Porsche 904 Carrera GTS

Aus Kostengründen wurde ein Carrera-Motor eingebaut

Auch beim Motor musste man mit spitzem Bleistift die Kosten eindämmen. Daher fiel die Wahl auf den Viernockenwellen-»Fuhrmann«-Vierzylinder. Mit dem Rückgriff auf den bis dahin schon 200 Mal gebauten Carrera-Motor (Typ 587) war sichergestellt, dass ausreichend Ersatzteile zur Verfügung standen und sich die Mechaniker der Rennteams mit dem Triebwerk auskannten.

Man nahm allerdings einige Modifikationen vor. Im Carrera GTS wurde der 587 um 180 Grad gedreht und anders als im 356 Carrera vor der Hinterachse installiert. In der Serie holte er aus zwei Liter Hubraum 155 PS, als Rennaggregat (587/3) mit offenem Auspuff 180 PS, was ein exzellentes Leistungsgewicht von 3,6 kg/PS ergab.

Renndebut mit einem Prototypen

Im März 1964 hatte der Porsche 904, der zu diesem Zeitpunkt noch als Prototyp deklariert war, sein Renndebut bei den 12 Stunden von Sebring.
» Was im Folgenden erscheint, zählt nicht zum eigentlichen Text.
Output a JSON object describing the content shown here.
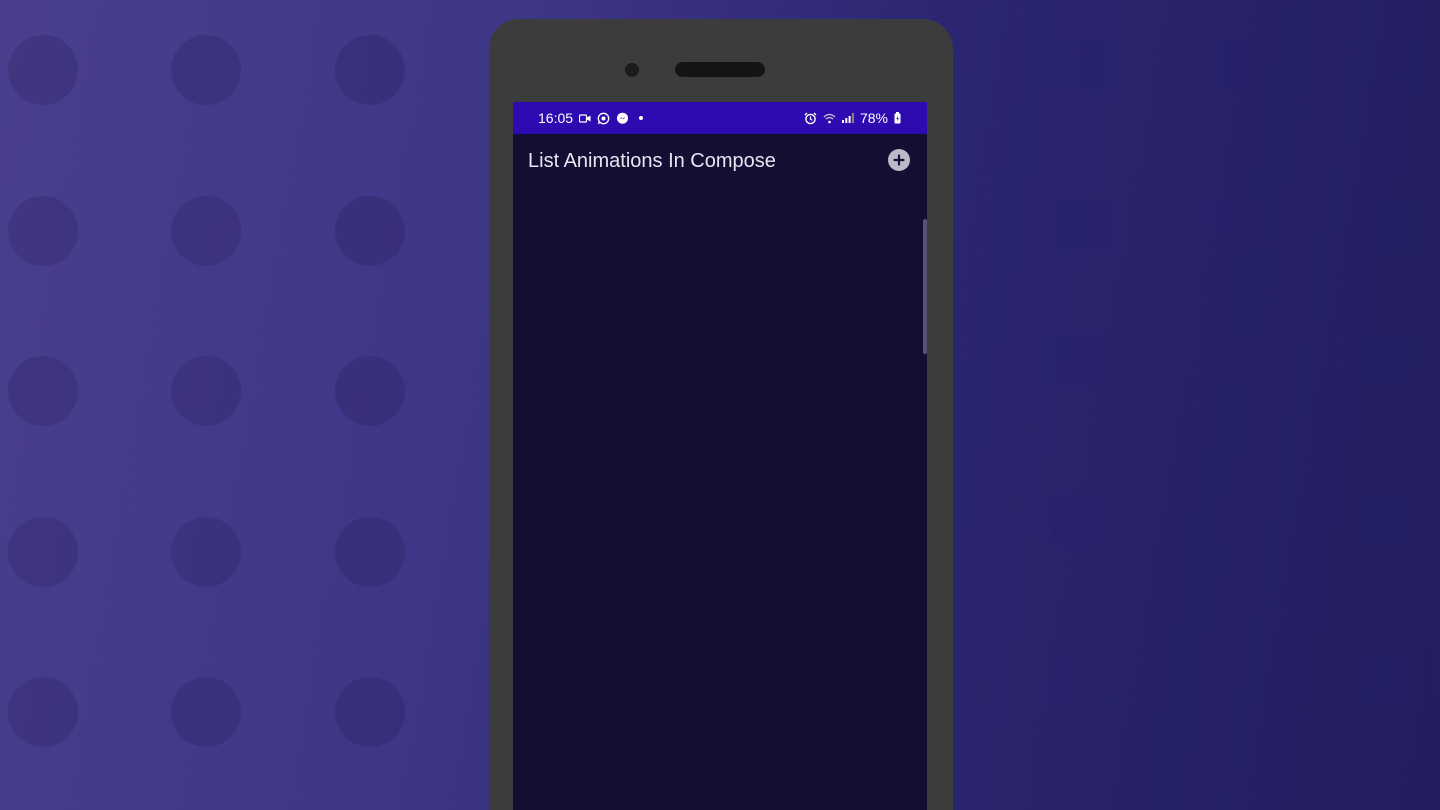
{
  "status_bar": {
    "time": "16:05",
    "battery": "78%",
    "left_icons": [
      "video-camera-icon",
      "whatsapp-icon",
      "messenger-icon"
    ],
    "right_icons": [
      "alarm-icon",
      "wifi-icon",
      "signal-icon",
      "battery-icon"
    ]
  },
  "app_bar": {
    "title": "List Animations In Compose",
    "action_icon": "add-circle-icon"
  },
  "colors": {
    "status_bar": "#2d0bb0",
    "screen_background": "#140e32",
    "title_text": "#e8e6f2",
    "phone_frame": "#3c3c3c"
  }
}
Insgesamt fünf private 904 traten in Florida an, als Bester lief der von Briggs Cunningham und Lake Underwood gesteuerte Porsche auf P9 in der Gesamtwertung und P1 in der Prototypenklasse unter 3000 ccm ein.

Einen weiteren, öffentlichkeitswirksamen Sieg fuhren zwei vom Werk eingesetzte 904 mit den Paarungen Colin Davis/Antonio Pucci und Gianni Balzarini/Herbert Linge 26. April bei der über zehn Runden à 72 Kilometer führenden Targa Florio auf Sizilien ein. Auf dem kurvigen Kurs konnte sich der wendige 904 aufgrund seines geringen Gewichts, der exzellenten Aerodynamik und seiner Zuverlässigkeit behaupten.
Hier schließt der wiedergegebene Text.